O dakikada, o basmaya çekindiğim notalar, o kırık bozuk seslerle barışmaya başladım. Kurtarıcım oldular sonra. Ki bu, zaten kendisi de başlı başına bir kalıp olan tampere sisteminin içindeki çırpınışlardı sadece. Sonra baktım ki, kulağımda bu ülkede büyümüş olmaktan gelen kırık notalar da var. Ee gitar perdeli, onu n'apcaz?

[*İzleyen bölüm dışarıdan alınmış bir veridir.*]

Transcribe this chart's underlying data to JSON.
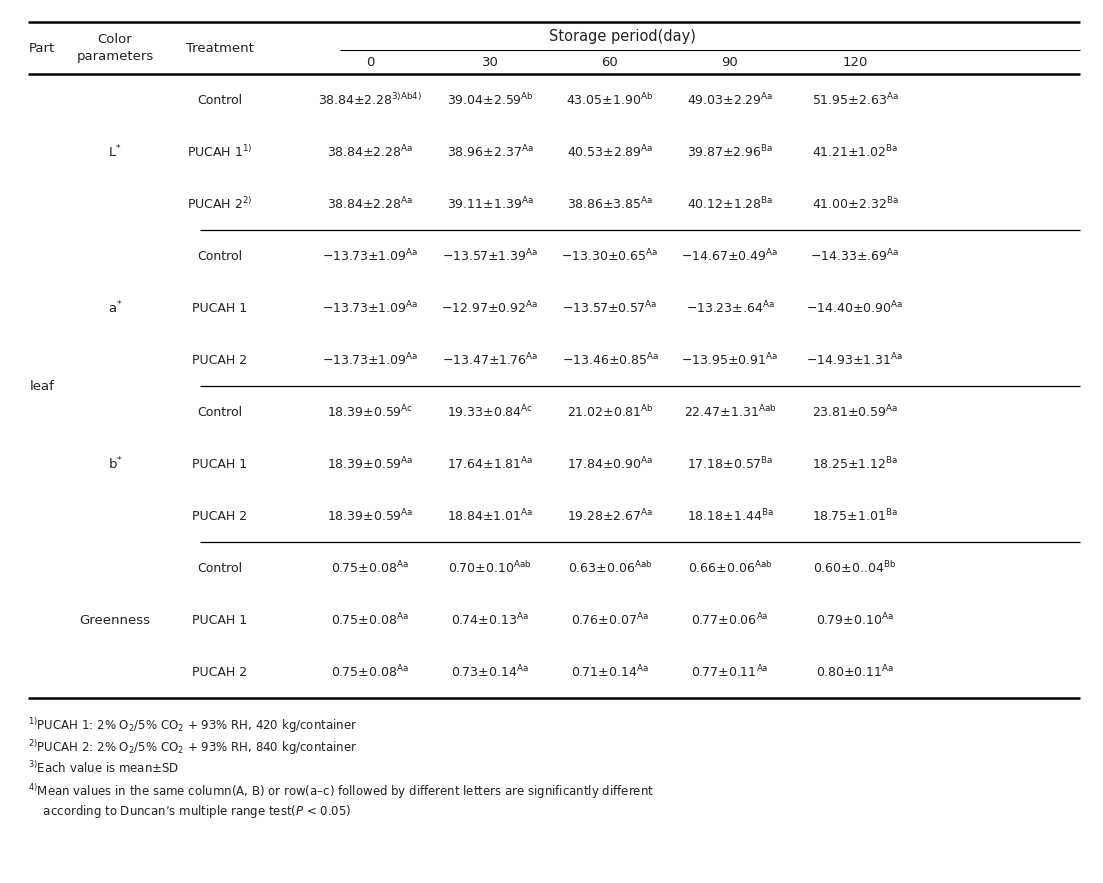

Derken baktım ki, tam ses yarım ses çıkmak için kullandığım bend tekniğiyle, bu arızalı (!) notaları alabiliyorum (bir de bend yaparken ağzımı yüzümü acı çekiyor gibi sekilden şekile sokmam da gerekmiyor). Ee peki bunlar, tremolo bar'la olur mu? Baktım öýle de oluyo. Hoşgeldin gitar. Döndük başa.
Kapılar açıldı bir kere. "Peki hangi tarz çalarken kullanıcam bu notaları?" diye bir soru çıktı içimden. Zor susturdum. Hâlâ kafada kalıplar var, tarzlar var. Tarz ne abi ya? Gitarını çal işte. 10 yıldır gıkım çıkmıyor neyse ki. (Kamu spotu: "Selamlar, Dominik Gombiştayn RG-12 gitarım var. Metal çalabilir miyim?"

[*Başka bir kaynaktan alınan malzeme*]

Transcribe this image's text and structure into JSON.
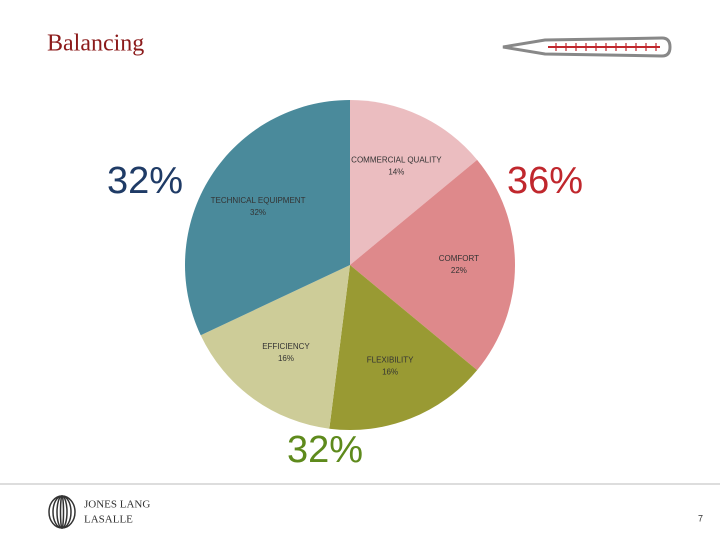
{
  "chart_data": {
    "type": "pie",
    "title": "Balancing",
    "categories": [
      "COMMERCIAL QUALITY",
      "COMFORT",
      "FLEXIBILITY",
      "EFFICIENCY",
      "TECHNICAL EQUIPMENT"
    ],
    "values": [
      14,
      22,
      16,
      16,
      32
    ],
    "value_labels": [
      "14%",
      "22%",
      "16%",
      "16%",
      "32%"
    ],
    "colors": [
      "#ebbdc0",
      "#de898b",
      "#999a33",
      "#cdcc98",
      "#4a8a9b"
    ],
    "annotations": [
      {
        "text": "32%",
        "color": "#1f3b66"
      },
      {
        "text": "36%",
        "color": "#c0272d"
      },
      {
        "text": "32%",
        "color": "#5e8a1c"
      }
    ]
  },
  "footer": {
    "logo_line1": "JONES LANG",
    "logo_line2": "LASALLE",
    "page_number": "7"
  }
}
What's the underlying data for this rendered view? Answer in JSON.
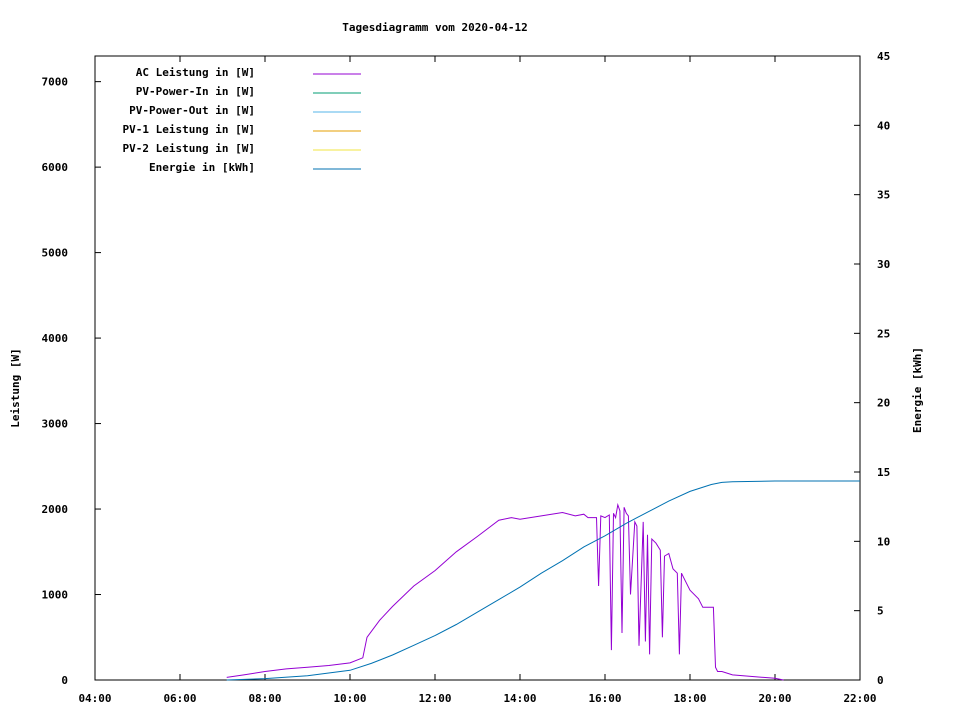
{
  "chart_data": {
    "type": "line",
    "title": "Tagesdiagramm vom 2020-04-12",
    "xlabel": "",
    "ylabel": "Leistung [W]",
    "y2label": "Energie [kWh]",
    "xlim": [
      4,
      22
    ],
    "ylim": [
      0,
      7300
    ],
    "y2lim": [
      0,
      45
    ],
    "x_ticks": [
      "04:00",
      "06:00",
      "08:00",
      "10:00",
      "12:00",
      "14:00",
      "16:00",
      "18:00",
      "20:00",
      "22:00"
    ],
    "y_ticks": [
      0,
      1000,
      2000,
      3000,
      4000,
      5000,
      6000,
      7000
    ],
    "y2_ticks": [
      0,
      5,
      10,
      15,
      20,
      25,
      30,
      35,
      40,
      45
    ],
    "grid": false,
    "legend_position": "top-left",
    "series": [
      {
        "name": "AC Leistung in [W]",
        "axis": "left",
        "color": "#9400d3",
        "x": [
          7.1,
          7.5,
          8.0,
          8.5,
          9.0,
          9.5,
          10.0,
          10.3,
          10.4,
          10.7,
          11.0,
          11.5,
          12.0,
          12.5,
          13.0,
          13.5,
          13.8,
          14.0,
          14.5,
          15.0,
          15.3,
          15.5,
          15.6,
          15.8,
          15.85,
          15.9,
          16.0,
          16.1,
          16.15,
          16.2,
          16.25,
          16.3,
          16.35,
          16.4,
          16.45,
          16.5,
          16.55,
          16.6,
          16.7,
          16.75,
          16.8,
          16.9,
          16.95,
          17.0,
          17.05,
          17.1,
          17.2,
          17.3,
          17.35,
          17.4,
          17.5,
          17.6,
          17.7,
          17.75,
          17.8,
          17.9,
          18.0,
          18.2,
          18.3,
          18.55,
          18.6,
          18.65,
          18.75,
          19.0,
          19.5,
          20.0,
          20.2
        ],
        "y": [
          30,
          60,
          100,
          130,
          150,
          170,
          200,
          260,
          500,
          700,
          860,
          1100,
          1280,
          1500,
          1680,
          1870,
          1900,
          1880,
          1920,
          1960,
          1920,
          1940,
          1900,
          1900,
          1100,
          1920,
          1900,
          1930,
          350,
          1950,
          1900,
          2050,
          1980,
          550,
          2020,
          1950,
          1920,
          1000,
          1850,
          1800,
          400,
          1850,
          450,
          1700,
          300,
          1650,
          1600,
          1520,
          500,
          1450,
          1480,
          1300,
          1250,
          300,
          1250,
          1150,
          1050,
          950,
          850,
          850,
          150,
          100,
          100,
          60,
          40,
          20,
          0
        ]
      },
      {
        "name": "PV-Power-In in [W]",
        "axis": "left",
        "color": "#009e73",
        "x": [],
        "y": []
      },
      {
        "name": "PV-Power-Out in [W]",
        "axis": "left",
        "color": "#56b4e9",
        "x": [],
        "y": []
      },
      {
        "name": "PV-1 Leistung in [W]",
        "axis": "left",
        "color": "#e69f00",
        "x": [],
        "y": []
      },
      {
        "name": "PV-2 Leistung in [W]",
        "axis": "left",
        "color": "#f0e442",
        "x": [],
        "y": []
      },
      {
        "name": "Energie in [kWh]",
        "axis": "right",
        "color": "#0072b2",
        "x": [
          7.1,
          8.0,
          9.0,
          10.0,
          10.5,
          11.0,
          11.5,
          12.0,
          12.5,
          13.0,
          13.5,
          14.0,
          14.5,
          15.0,
          15.5,
          16.0,
          16.5,
          17.0,
          17.5,
          18.0,
          18.5,
          18.75,
          19.0,
          20.0,
          22.0
        ],
        "y": [
          0,
          0.1,
          0.3,
          0.7,
          1.2,
          1.8,
          2.5,
          3.2,
          4.0,
          4.9,
          5.8,
          6.7,
          7.7,
          8.6,
          9.6,
          10.4,
          11.3,
          12.1,
          12.9,
          13.6,
          14.1,
          14.25,
          14.3,
          14.35,
          14.35
        ]
      }
    ]
  }
}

"Çalarsın güzel kardeşim")
Şimdi ne yapıyorum? Sabahtan akşama işte çalışıp, akşam eve gelmeler, yemek, hanımla sohbet muhabbet. Sonra, yarım saat bile olsa odaya çekiliyorum, çalmak için. (Haftasonları 2 saat çalmama bile bişey demiyor iki gözümün çiçeği).
Looper pedalıma birşeyler kaydediyorum. Üstüne başlıyorum çalmaya. Fusion, rock, arabesk, blues, swing, hard-rock.. Ne gelirse. Ve tam gelişine... Kolay mı, artık 1000 tane nota çıkıyor aletten..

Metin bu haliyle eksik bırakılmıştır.